Our client, a management company, became aware of extensive works being undertaken by a tenant in a duplex property, which included the removal of internal walls and fire doors, reshaping and enlarging of rooms and repositioning of plumbing and electrical installations. The management company initially had no knowledge of the said works which were carried out without licence or consent. The tenant sought retrospective consent (which was not granted owing to the lease containing an absolute prohibition) but was given a grace period within which to restore the property. The tenant agreed to undertake such works, but an inspection revealed that no restoration of the property had been undertaken.
Reinstatement works were ordered to be made in accordance with plans presented to the Court and included reinstatement of internal walls, fireproofing of internal doors and fireproofing of lights. The claimant was permitted to inspect the works following completion, and the defendant was to use best endeavours to obtain a Building Regulation Certificate, together with certification of electrical works. Further, the defendant was ordered to make payment of our client’s costs on the indemnity basis.
One of the most notable and cautionary decisions regarding alterations was the high profile and long running case of Duval (Respondent) v 11- 13 Randolph Crescent Ltd (Appellant) [2020], which arose from an appeal by the landlord and freehold owner of the building in question.
The appeal considered whether, on the construction of the clauses in the lease, the landlord was entitled, without breach of covenant, to grant a licence to a lessee to carry out work which, but for the licence, would breach a covenant in the lease, where the leases of the other flats required the landlord to enforce such covenants at the request and cost of any one of the other lessees.

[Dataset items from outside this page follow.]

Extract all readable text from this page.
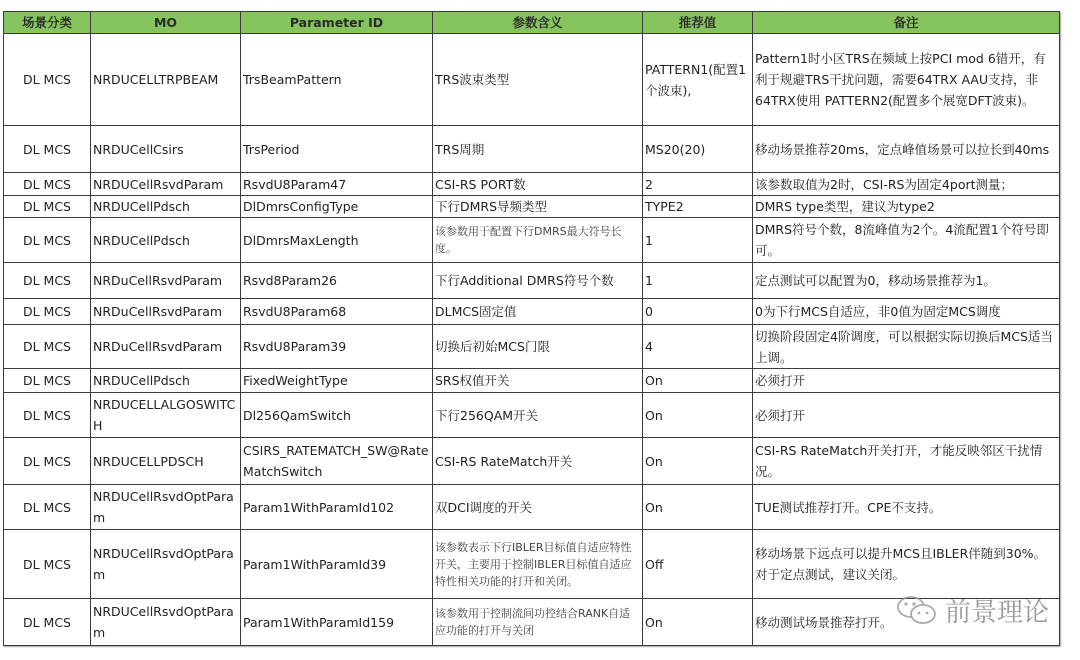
场景分类	MO	Parameter ID	参数含义	推荐值	备注
DL MCS	NRDUCELLTRPBEAM	TrsBeamPattern	TRS波束类型	PATTERN1(配置1个波束),	Pattern1时小区TRS在频域上按PCI mod 6错开，有利于规避TRS干扰问题，需要64TRX AAU支持，非64TRX使用 PATTERN2(配置多个展宽DFT波束)。
DL MCS	NRDUCellCsirs	TrsPeriod	TRS周期	MS20(20)	移动场景推荐20ms，定点峰值场景可以拉长到40ms
DL MCS	NRDUCellRsvdParam	RsvdU8Param47	CSI-RS PORT数	2	该参数取值为2时，CSI-RS为固定4port测量；
DL MCS	NRDUCellPdsch	DlDmrsConfigType	下行DMRS导频类型	TYPE2	DMRS type类型，建议为type2
DL MCS	NRDUCellPdsch	DlDmrsMaxLength	该参数用于配置下行DMRS最大符号长度。	1	DMRS符号个数，8流峰值为2个。4流配置1个符号即可。
DL MCS	NRDuCellRsvdParam	Rsvd8Param26	下行Additional DMRS符号个数	1	定点测试可以配置为0，移动场景推荐为1。
DL MCS	NRDuCellRsvdParam	RsvdU8Param68	DLMCS固定值	0	0为下行MCS自适应，非0值为固定MCS调度
DL MCS	NRDuCellRsvdParam	RsvdU8Param39	切换后初始MCS门限	4	切换阶段固定4阶调度，可以根据实际切换后MCS适当上调。
DL MCS	NRDUCellPdsch	FixedWeightType	SRS权值开关	On	必须打开
DL MCS	NRDUCELLALGOSWITCH	Dl256QamSwitch	下行256QAM开关	On	必须打开
DL MCS	NRDUCELLPDSCH	CSIRS_RATEMATCH_SW@RateMatchSwitch	CSI-RS RateMatch开关	On	CSI-RS RateMatch开关打开，才能反映邻区干扰情况。
DL MCS	NRDUCellRsvdOptParam	Param1WithParamId102	双DCI调度的开关	On	TUE测试推荐打开。CPE不支持。
DL MCS	NRDUCellRsvdOptParam	Param1WithParamId39	该参数表示下行IBLER目标值自适应特性开关，主要用于控制IBLER目标值自适应特性相关功能的打开和关闭。	Off	移动场景下远点可以提升MCS且IBLER伴随到30%。对于定点测试，建议关闭。
DL MCS	NRDUCellRsvdOptParam	Param1WithParamId159	该参数用于控制流间功控结合RANK自适应功能的打开与关闭	On	移动测试场景推荐打开。 前景理论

In many regards, the case offered a cautionary note to landlords in reiterating the need to be vigilant in the drafting and consideration of lease covenants and licensing consent – specifically noting the need to be clear and specific regarding absolute covenants and mutual enforceability. In summary, this case highlights the wider point that care should be taken by landlords in giving consent and shows that the contents of leases are important and require careful consideration in order to mitigate misinterpretation and the potentially costly consequences.